I ended up so annoyed by the scare coverage that I actually started a site that provides a very simple message:
http://isthereanucleardisasterinjapan.com/.
The point is, noone has died from the nuclear accident and so far the effects have been entirely localized to the power plant, with no health effects to the outside world. What's more, it is extremely unlikely that anything like that could ever happen. The media hysteria is entirely overblown with so many wrong statements flying around that it's impossible to find a mainstream coverage without errors in every second paragraph.
What the situation at the nuclear powerplant is: an accident, a critical event, nuclear meltdown, a serious situation, something to pay attention to, a testament to the security of nuclear design.
What it isn't: a nuclear disaster, a nuclear nightmare, an apocalypse, Chernobyl, a radiation leak requiring people to leave the area outside the exclusion zone.
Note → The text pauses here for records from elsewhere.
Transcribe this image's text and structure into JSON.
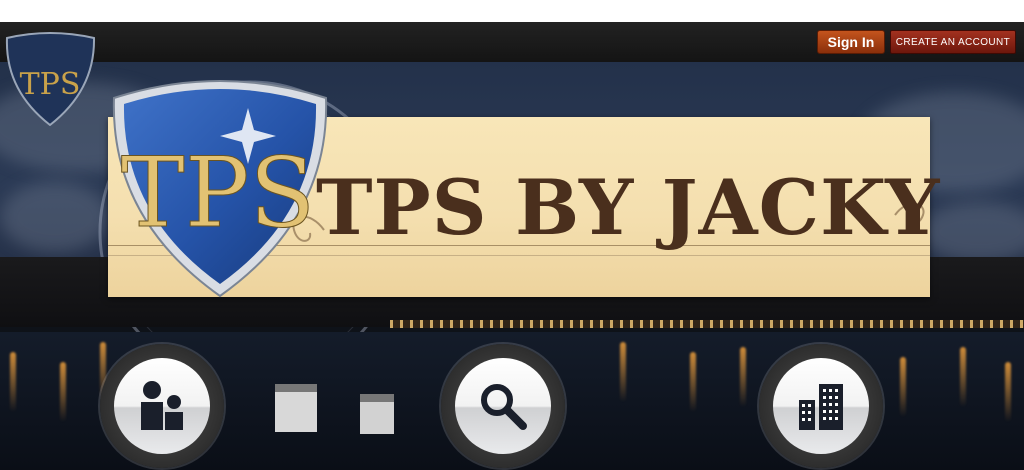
{
  "topbar": {
    "signin_label": "Sign In",
    "create_account_label": "CREATE AN ACCOUNT"
  },
  "logo": {
    "mini_letters": "TPS",
    "big_letters": "TPS"
  },
  "banner": {
    "title": "TPS BY JACKY"
  },
  "nav_buttons": [
    {
      "name": "people-icon"
    },
    {
      "name": "search-icon"
    },
    {
      "name": "buildings-icon"
    }
  ],
  "colors": {
    "signin": "#c4541d",
    "create_account": "#a3311f",
    "shield_blue": "#2553a8",
    "banner_paper": "#f4dfaf",
    "title_brown": "#4a2f1d"
  }
}
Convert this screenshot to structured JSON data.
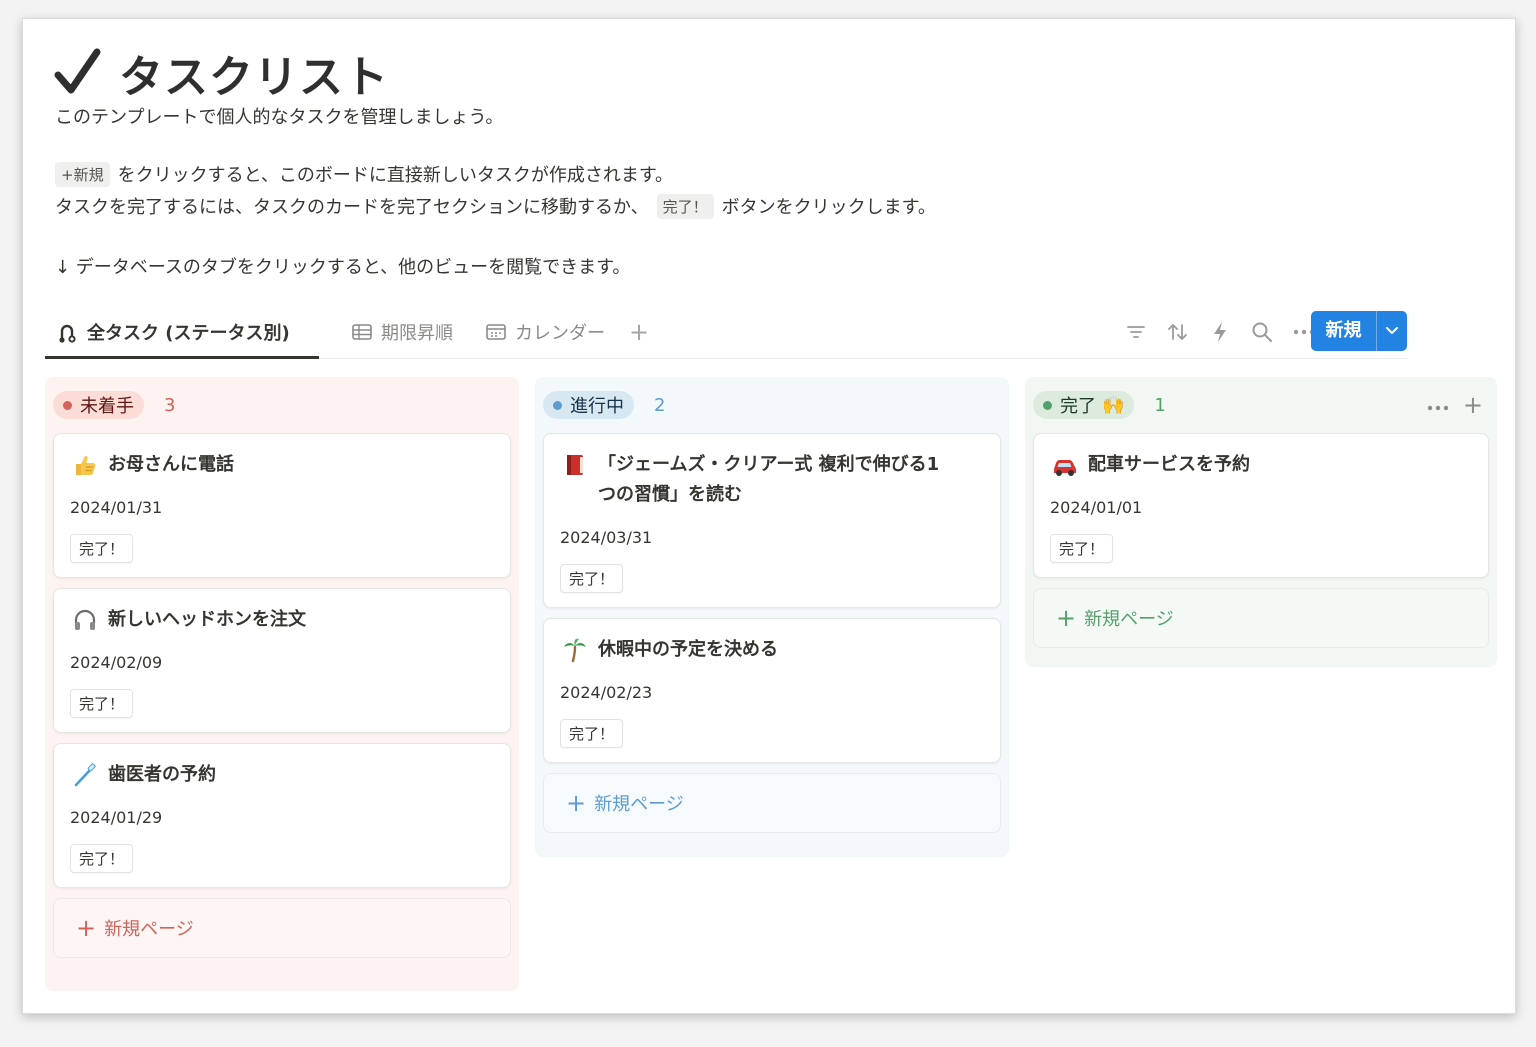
{
  "page": {
    "title": "タスクリスト",
    "description_1": "このテンプレートで個人的なタスクを管理しましょう。",
    "new_chip": "+新規",
    "description_2": "をクリックすると、このボードに直接新しいタスクが作成されます。",
    "description_3a": "タスクを完了するには、タスクのカードを完了セクションに移動するか、",
    "done_chip": "完了！",
    "description_3b": "ボタンをクリックします。",
    "description_4": "↓ データベースのタブをクリックすると、他のビューを閲覧できます。"
  },
  "tabs": [
    {
      "label": "全タスク (ステータス別)",
      "icon": "board-icon",
      "active": true
    },
    {
      "label": "期限昇順",
      "icon": "table-icon",
      "active": false
    },
    {
      "label": "カレンダー",
      "icon": "calendar-icon",
      "active": false
    }
  ],
  "toolbar": {
    "icons": [
      "filter-icon",
      "sort-icon",
      "lightning-icon",
      "search-icon",
      "more-icon"
    ],
    "new_label": "新規"
  },
  "columns": [
    {
      "status": "未着手",
      "count": "3",
      "color": "#d2625a",
      "cards": [
        {
          "emoji": "thumbs-up-icon",
          "title": "お母さんに電話",
          "date": "2024/01/31",
          "button": "完了！"
        },
        {
          "emoji": "headphones-icon",
          "title": "新しいヘッドホンを注文",
          "date": "2024/02/09",
          "button": "完了！"
        },
        {
          "emoji": "toothbrush-icon",
          "title": "歯医者の予約",
          "date": "2024/01/29",
          "button": "完了！"
        }
      ],
      "add_label": "新規ページ"
    },
    {
      "status": "進行中",
      "count": "2",
      "color": "#5f9bd0",
      "cards": [
        {
          "emoji": "book-icon",
          "title_line1": "「ジェームズ・クリアー式 複利で伸びる1",
          "title_line2": "つの習慣」を読む",
          "date": "2024/03/31",
          "button": "完了！"
        },
        {
          "emoji": "palm-tree-icon",
          "title": "休暇中の予定を決める",
          "date": "2024/02/23",
          "button": "完了！"
        }
      ],
      "add_label": "新規ページ"
    },
    {
      "status": "完了",
      "status_emoji": "🙌",
      "count": "1",
      "color": "#54a06c",
      "cards": [
        {
          "emoji": "car-icon",
          "title": "配車サービスを予約",
          "date": "2024/01/01",
          "button": "完了！"
        }
      ],
      "add_label": "新規ページ"
    }
  ]
}
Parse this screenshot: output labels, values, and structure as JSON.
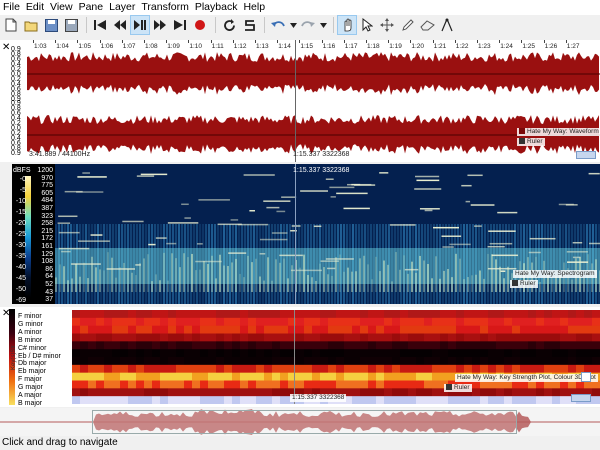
{
  "menu": [
    "File",
    "Edit",
    "View",
    "Pane",
    "Layer",
    "Transform",
    "Playback",
    "Help"
  ],
  "toolbar_icons": [
    "new-file-icon",
    "open-folder-icon",
    "save-icon",
    "save-as-icon",
    "rewind-start-icon",
    "rewind-icon",
    "play-pause-icon",
    "fast-forward-icon",
    "fast-forward-end-icon",
    "record-icon",
    "loop-icon",
    "solo-icon",
    "undo-icon",
    "undo-dropdown-icon",
    "redo-icon",
    "redo-dropdown-icon",
    "navigate-icon",
    "select-icon",
    "move-icon",
    "draw-icon",
    "erase-icon",
    "measure-icon"
  ],
  "ruler_ticks": [
    "1:03",
    "1:04",
    "1:05",
    "1:06",
    "1:07",
    "1:08",
    "1:09",
    "1:10",
    "1:11",
    "1:12",
    "1:13",
    "1:14",
    "1:15",
    "1:16",
    "1:17",
    "1:18",
    "1:19",
    "1:20",
    "1:21",
    "1:22",
    "1:23",
    "1:24",
    "1:25",
    "1:26",
    "1:27"
  ],
  "waveform": {
    "scale": [
      "0.9",
      "0.8",
      "0.6",
      "0.4",
      "0.2",
      "0.0",
      "0.2",
      "0.4",
      "0.6",
      "0.8",
      "0.9",
      "0.9",
      "0.8",
      "0.6",
      "0.4",
      "0.2",
      "0.0",
      "0.2",
      "0.4",
      "0.6",
      "0.8",
      "0.9"
    ],
    "duration": "3:41.889 / 44100Hz",
    "cursor": "1:15.337  3322368",
    "layer_label": "Hate My Way: Waveform",
    "ruler_label": "Ruler",
    "color": "#9a1010"
  },
  "spectrogram": {
    "unit": "dBFS",
    "db_scale": [
      "-0",
      "-5",
      "-10",
      "-15",
      "-20",
      "-25",
      "-30",
      "-35",
      "-40",
      "-45",
      "-50",
      "-69"
    ],
    "freq_scale": [
      "1200",
      "970",
      "775",
      "605",
      "484",
      "387",
      "323",
      "258",
      "215",
      "172",
      "161",
      "129",
      "108",
      "86",
      "64",
      "52",
      "43",
      "37"
    ],
    "cursor": "1:15.337  3322368",
    "layer_label": "Hate My Way: Spectrogram",
    "ruler_label": "Ruler"
  },
  "keystrength": {
    "side_label": "Key(s)Str",
    "keys": [
      "F minor",
      "G minor",
      "A minor",
      "B minor",
      "C# minor",
      "Eb / D# minor",
      "Db major",
      "Eb major",
      "F major",
      "G major",
      "A major",
      "B major"
    ],
    "cursor": "1:15.337  3322368",
    "layer_label": "Hate My Way: Key Strength Plot, Colour 3D Plot",
    "ruler_label": "Ruler"
  },
  "status": "Click and drag to navigate"
}
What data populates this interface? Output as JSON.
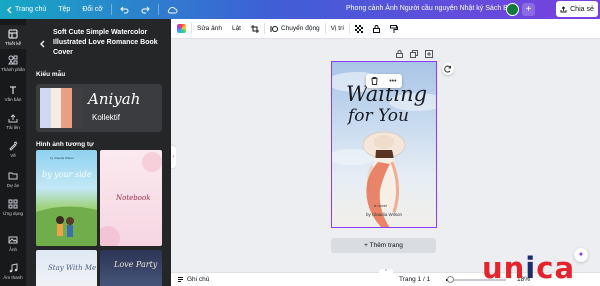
{
  "topbar": {
    "home": "Trang chủ",
    "file": "Tệp",
    "resize": "Đổi cỡ",
    "doc_title": "Phong cảnh Ảnh Người cầu nguyện Nhật ký Sách Bìa",
    "share": "Chia sẻ"
  },
  "rail": [
    {
      "label": "Thiết kế",
      "icon": "layout-icon"
    },
    {
      "label": "Thành phần",
      "icon": "elements-icon"
    },
    {
      "label": "Văn bản",
      "icon": "text-icon"
    },
    {
      "label": "Tải lên",
      "icon": "upload-icon"
    },
    {
      "label": "Vẽ",
      "icon": "draw-icon"
    },
    {
      "label": "Dự án",
      "icon": "folder-icon"
    },
    {
      "label": "Ứng dụng",
      "icon": "apps-icon"
    },
    {
      "label": "Ảnh",
      "icon": "photo-icon"
    },
    {
      "label": "Âm thanh",
      "icon": "audio-icon"
    }
  ],
  "panel": {
    "title": "Soft Cute Simple Watercolor Illustrated Love Romance Book Cover",
    "style_section": "Kiểu mẫu",
    "style_font_a": "Aniyah",
    "style_font_b": "Kollektif",
    "similar_section": "Hình ảnh tương tự",
    "thumb1_title": "by your side",
    "thumb1_author": "by Claudia Wilson",
    "thumb2_title": "Notebook",
    "thumb3_title": "Stay With Me",
    "thumb4_title": "Love Party"
  },
  "swatches": [
    "#cfdaf0",
    "#f5ede4",
    "#e89f82",
    "#3f3f42"
  ],
  "toolbar": {
    "edit_image": "Sửa ảnh",
    "flip": "Lật",
    "animate": "Chuyển động",
    "position": "Vị trí"
  },
  "book": {
    "title_line1": "Waiting",
    "title_line2": "for You",
    "subtitle": "a novel",
    "author": "by Claudia Wilson"
  },
  "canvas": {
    "add_page": "+ Thêm trang"
  },
  "bottombar": {
    "notes": "Ghi chú",
    "page_info": "Trang 1 / 1",
    "zoom": "18%",
    "zoom_fraction": 0.18
  },
  "watermark": {
    "text": "unica",
    "colors": [
      "#e4232c",
      "#1e2b6a"
    ]
  }
}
Someone writing to BBC and complaining about the coverage of events put this in much better words than I could have:
Kevin Dunn, in Tokyo, writes: "Why is the western media so focused on the non-event that Fukushima is? An expert on the Chernobyl aftermath on BBC tonight said, "nothing has been learnt from Chernobyl by the media", it's the same sensationalist, stress and anxiety inducing scaremongering. The lessons that have been learnt are in action now by Tepco power company. She says that they have done everything "by the book", and she "very much doubts" anyone will be seriously effected by the damage of the plants. The Fukushima nuclear power plant situation is not the disaster, the real disaster is further north where tens of thousands of men, women and children have died, millions are homeless, hundreds of kids are now orphans. We have made donations and hope to volunteer. The Japanese people need our help, not for us to run away and abandon them to their fate."
In any event, there is an RSS/Atom feed on the site I created. If let's say enough radiation escapes from the nuclear plant to cause more than a dozen deaths over the next 30 years, I will switch the site to say "YES". I don't expect that to happen though.